Here are some things that can help you write a good abstract:
- Describe the problem. Why should people care? What is the real world issue that your talk is trying to improve? What is the pain that people are experiencing. Make it obvious that they have a problem and that you're here to solve it.
- Describe why your solution will solve the problem. Please be concrete: What's new with your solution? How does it solve the problem? What's unique?
- Give examples. This is missing from a lot of submissions. Examples makes your talk look more practical. You're showing that you're not just talking about the theory but also giving some practical advice.

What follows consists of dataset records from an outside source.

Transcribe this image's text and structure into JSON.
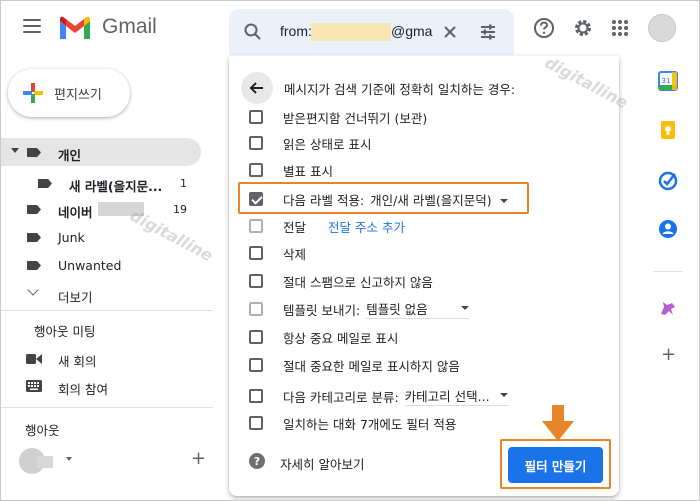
{
  "app": {
    "name": "Gmail"
  },
  "search": {
    "query_prefix": "from:",
    "query_suffix": "@gma"
  },
  "compose": {
    "label": "편지쓰기"
  },
  "nav": {
    "labels": [
      {
        "name": "개인",
        "selected": true
      },
      {
        "name": "새 라벨(을지문...",
        "count": "1"
      },
      {
        "name": "네이버",
        "count": "19"
      },
      {
        "name": "Junk"
      },
      {
        "name": "Unwanted"
      }
    ],
    "more": "더보기"
  },
  "meet": {
    "title": "행아웃 미팅",
    "new_meeting": "새 회의",
    "join_meeting": "회의 참여"
  },
  "hangouts": {
    "title": "행아웃"
  },
  "filter": {
    "header": "메시지가 검색 기준에 정확히 일치하는 경우:",
    "options": [
      {
        "label": "받은편지함 건너뛰기 (보관)"
      },
      {
        "label": "읽은 상태로 표시"
      },
      {
        "label": "별표 표시"
      },
      {
        "label": "다음 라벨 적용:",
        "value": "개인/새 라벨(을지문덕)",
        "checked": true
      },
      {
        "label": "전달",
        "link": "전달 주소 추가"
      },
      {
        "label": "삭제"
      },
      {
        "label": "절대 스팸으로 신고하지 않음"
      },
      {
        "label": "템플릿 보내기:",
        "value": "템플릿 없음"
      },
      {
        "label": "항상 중요 메일로 표시"
      },
      {
        "label": "절대 중요한 메일로 표시하지 않음"
      },
      {
        "label": "다음 카테고리로 분류:",
        "value": "카테고리 선택..."
      },
      {
        "label": "일치하는 대화 7개에도 필터 적용"
      }
    ],
    "learn_more": "자세히 알아보기",
    "create_button": "필터 만들기",
    "help_glyph": "?"
  },
  "side_panel": {
    "calendar_day": "31"
  },
  "watermark": "digitalline",
  "colors": {
    "accent_orange": "#ea8428",
    "primary_blue": "#1a73e8"
  }
}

The committee is more likely to accept a talk that has good substance and not just buzz words.
- Will you do live coding? Will the session be interactive? You may want to consider give people hints about the format of your talk (if it's more than just slides).

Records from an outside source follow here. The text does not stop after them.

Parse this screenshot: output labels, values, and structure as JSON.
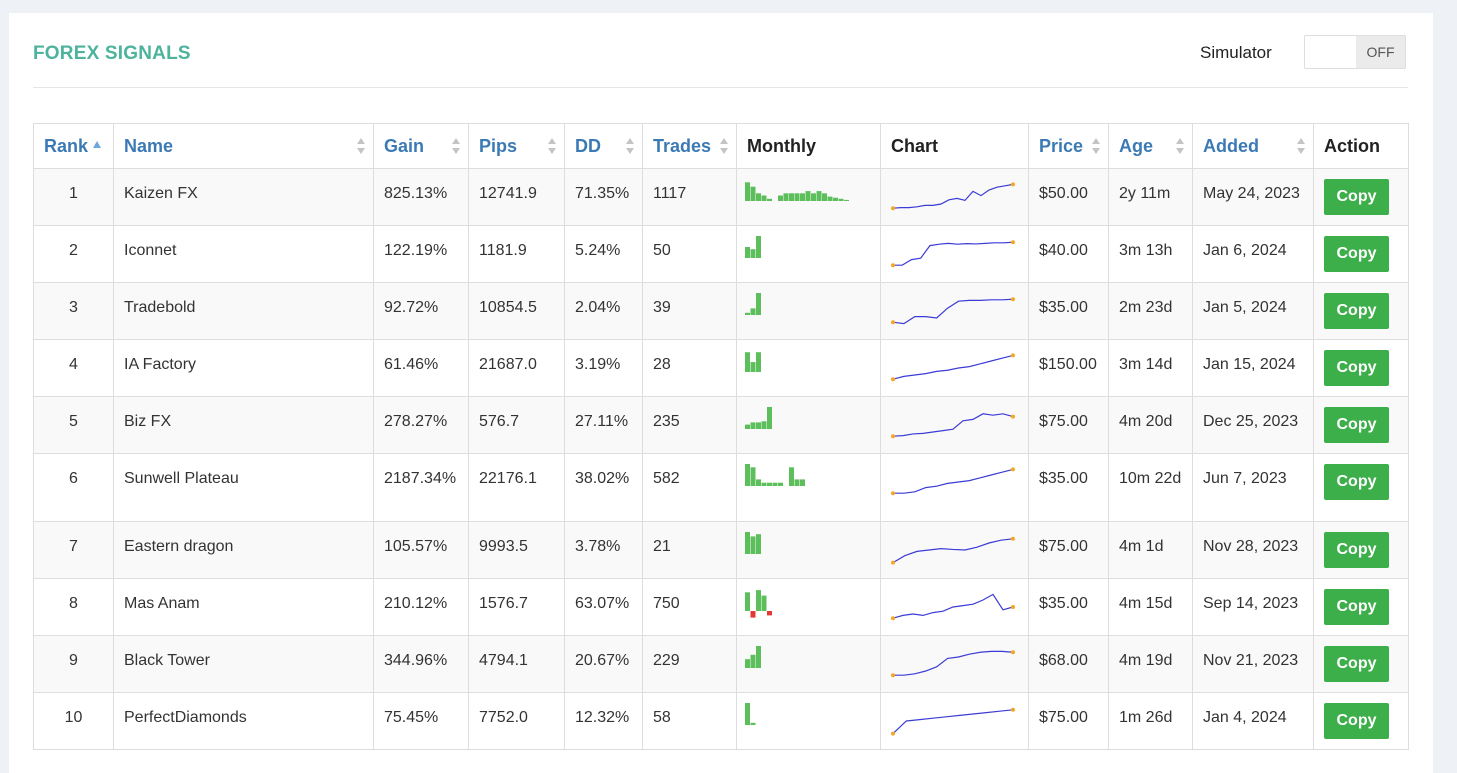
{
  "header": {
    "title": "FOREX SIGNALS",
    "simulator_label": "Simulator",
    "simulator_state": "OFF"
  },
  "columns": {
    "rank": "Rank",
    "name": "Name",
    "gain": "Gain",
    "pips": "Pips",
    "dd": "DD",
    "trades": "Trades",
    "monthly": "Monthly",
    "chart": "Chart",
    "price": "Price",
    "age": "Age",
    "added": "Added",
    "action": "Action"
  },
  "colors": {
    "accent": "#4db39d",
    "link": "#3b7ab5",
    "gain": "#18a24a",
    "button": "#3cae4a",
    "bar_up": "#5cbf5c",
    "bar_down": "#e53935",
    "line": "#3b3bd6",
    "dot": "#f5a623"
  },
  "copy_label": "Copy",
  "rows": [
    {
      "rank": "1",
      "name": "Kaizen FX",
      "gain": "825.13%",
      "pips": "12741.9",
      "dd": "71.35%",
      "trades": "1117",
      "price": "$50.00",
      "age": "2y 11m",
      "added": "May 24, 2023",
      "monthly": [
        0.85,
        0.65,
        0.35,
        0.25,
        0.1,
        0,
        0.25,
        0.35,
        0.35,
        0.35,
        0.35,
        0.45,
        0.35,
        0.45,
        0.35,
        0.2,
        0.15,
        0.1,
        0.05
      ],
      "chart": [
        0.1,
        0.12,
        0.12,
        0.15,
        0.2,
        0.2,
        0.25,
        0.4,
        0.45,
        0.38,
        0.7,
        0.55,
        0.75,
        0.85,
        0.9,
        0.95
      ]
    },
    {
      "rank": "2",
      "name": "Iconnet",
      "gain": "122.19%",
      "pips": "1181.9",
      "dd": "5.24%",
      "trades": "50",
      "price": "$40.00",
      "age": "3m 13h",
      "added": "Jan 6, 2024",
      "monthly": [
        0.5,
        0.4,
        1.0
      ],
      "chart": [
        0.1,
        0.1,
        0.3,
        0.35,
        0.8,
        0.85,
        0.88,
        0.85,
        0.87,
        0.86,
        0.88,
        0.9,
        0.9,
        0.92
      ]
    },
    {
      "rank": "3",
      "name": "Tradebold",
      "gain": "92.72%",
      "pips": "10854.5",
      "dd": "2.04%",
      "trades": "39",
      "price": "$35.00",
      "age": "2m 23d",
      "added": "Jan 5, 2024",
      "monthly": [
        0.1,
        0.3,
        1.0
      ],
      "chart": [
        0.1,
        0.05,
        0.3,
        0.3,
        0.25,
        0.6,
        0.85,
        0.88,
        0.88,
        0.9,
        0.9,
        0.92
      ]
    },
    {
      "rank": "4",
      "name": "IA Factory",
      "gain": "61.46%",
      "pips": "21687.0",
      "dd": "3.19%",
      "trades": "28",
      "price": "$150.00",
      "age": "3m 14d",
      "added": "Jan 15, 2024",
      "monthly": [
        0.9,
        0.45,
        0.9
      ],
      "chart": [
        0.1,
        0.2,
        0.25,
        0.3,
        0.38,
        0.42,
        0.5,
        0.55,
        0.65,
        0.75,
        0.85,
        0.95
      ]
    },
    {
      "rank": "5",
      "name": "Biz FX",
      "gain": "278.27%",
      "pips": "576.7",
      "dd": "27.11%",
      "trades": "235",
      "price": "$75.00",
      "age": "4m 20d",
      "added": "Dec 25, 2023",
      "monthly": [
        0.2,
        0.3,
        0.3,
        0.35,
        1.0
      ],
      "chart": [
        0.1,
        0.12,
        0.18,
        0.2,
        0.25,
        0.3,
        0.35,
        0.65,
        0.7,
        0.9,
        0.85,
        0.9,
        0.8
      ]
    },
    {
      "rank": "6",
      "name": "Sunwell Plateau",
      "gain": "2187.34%",
      "pips": "22176.1",
      "dd": "38.02%",
      "trades": "582",
      "price": "$35.00",
      "age": "10m 22d",
      "added": "Jun 7, 2023",
      "monthly": [
        1.0,
        0.85,
        0.3,
        0.15,
        0.15,
        0.15,
        0.15,
        0,
        0.85,
        0.3,
        0.3
      ],
      "chart": [
        0.1,
        0.1,
        0.15,
        0.3,
        0.35,
        0.45,
        0.5,
        0.55,
        0.65,
        0.75,
        0.85,
        0.95
      ]
    },
    {
      "rank": "7",
      "name": "Eastern dragon",
      "gain": "105.57%",
      "pips": "9993.5",
      "dd": "3.78%",
      "trades": "21",
      "price": "$75.00",
      "age": "4m 1d",
      "added": "Nov 28, 2023",
      "monthly": [
        1.0,
        0.8,
        0.9
      ],
      "chart": [
        0.05,
        0.3,
        0.45,
        0.5,
        0.55,
        0.52,
        0.5,
        0.6,
        0.75,
        0.85,
        0.9
      ]
    },
    {
      "rank": "8",
      "name": "Mas Anam",
      "gain": "210.12%",
      "pips": "1576.7",
      "dd": "63.07%",
      "trades": "750",
      "price": "$35.00",
      "age": "4m 15d",
      "added": "Sep 14, 2023",
      "monthly": [
        0.85,
        -0.3,
        0.95,
        0.7,
        -0.2
      ],
      "chart": [
        0.1,
        0.2,
        0.25,
        0.2,
        0.3,
        0.35,
        0.5,
        0.55,
        0.6,
        0.75,
        0.95,
        0.4,
        0.5
      ]
    },
    {
      "rank": "9",
      "name": "Black Tower",
      "gain": "344.96%",
      "pips": "4794.1",
      "dd": "20.67%",
      "trades": "229",
      "price": "$68.00",
      "age": "4m 19d",
      "added": "Nov 21, 2023",
      "monthly": [
        0.4,
        0.6,
        1.0
      ],
      "chart": [
        0.1,
        0.1,
        0.15,
        0.25,
        0.4,
        0.7,
        0.75,
        0.85,
        0.92,
        0.95,
        0.95,
        0.92
      ]
    },
    {
      "rank": "10",
      "name": "PerfectDiamonds",
      "gain": "75.45%",
      "pips": "7752.0",
      "dd": "12.32%",
      "trades": "58",
      "price": "$75.00",
      "age": "1m 26d",
      "added": "Jan 4, 2024",
      "monthly": [
        1.0,
        0.1
      ],
      "chart": [
        0.05,
        0.5,
        0.55,
        0.6,
        0.65,
        0.7,
        0.75,
        0.8,
        0.85,
        0.9
      ]
    }
  ]
}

- Wrap up and share how much impact the talk can have on daily developer life for people that are already using the solution / technology and for those who should use it or switch to it.
You should run the abstract by a couple of people. Does your audience understand what you will talk about? For non-native English speakers, run your abstract through a grammar checker or ask a native speaker friend to review your description.
#Your Presentation Skills
A lot of conferences ask for videos of you presenting or would like to see previous slide decks. If you're a frequent speaker this won't be a problem, but what if you want to enter the speaker circle? Just do a quick 2-5 minute video of you presenting. It doesn't have to be high quality. Make sure the audio is on an OK level (e.g. not too much echo) and you come across loud and clear.
I've often asked new speakers to send me a video if the topic was super interesting but I wasn't sure that the presentation skills were already good enough for a big stage.
A short recording is a great way to prove that your language level is good enough for a conference, especially if you're planning to present in English and you're not a native speaker.
#Message to the Committee
It seems you've made an impact if reviewers are looking at additional fields like the message to the committee. Use that to your advantage - give your submission the last push and win the committee over. Talk about your reputation and your knowledge in the specific field. Share additional insights on how the talk will look like. You could also add an outline of your talk. Explain why you think your topic is relevant for the audience and why the conference will be much more interesting for having your talk in the program.
Bios are often written in the third person, especially for conferences, events, and books. Use your full name in the first sentence and refer to an accomplishment to help people remember who you are. Keep it short and interesting so people get all the key information before they stop reading.
#Don't Miss the One Opportunity
Don't think that your topic on its own will convince the committee. Invest some time in writing a well balanced abstract. Provide all the information the conference organizers need to make a decision. Read others people's abstract for inspiration, find out why you like them, and implement those things into yours.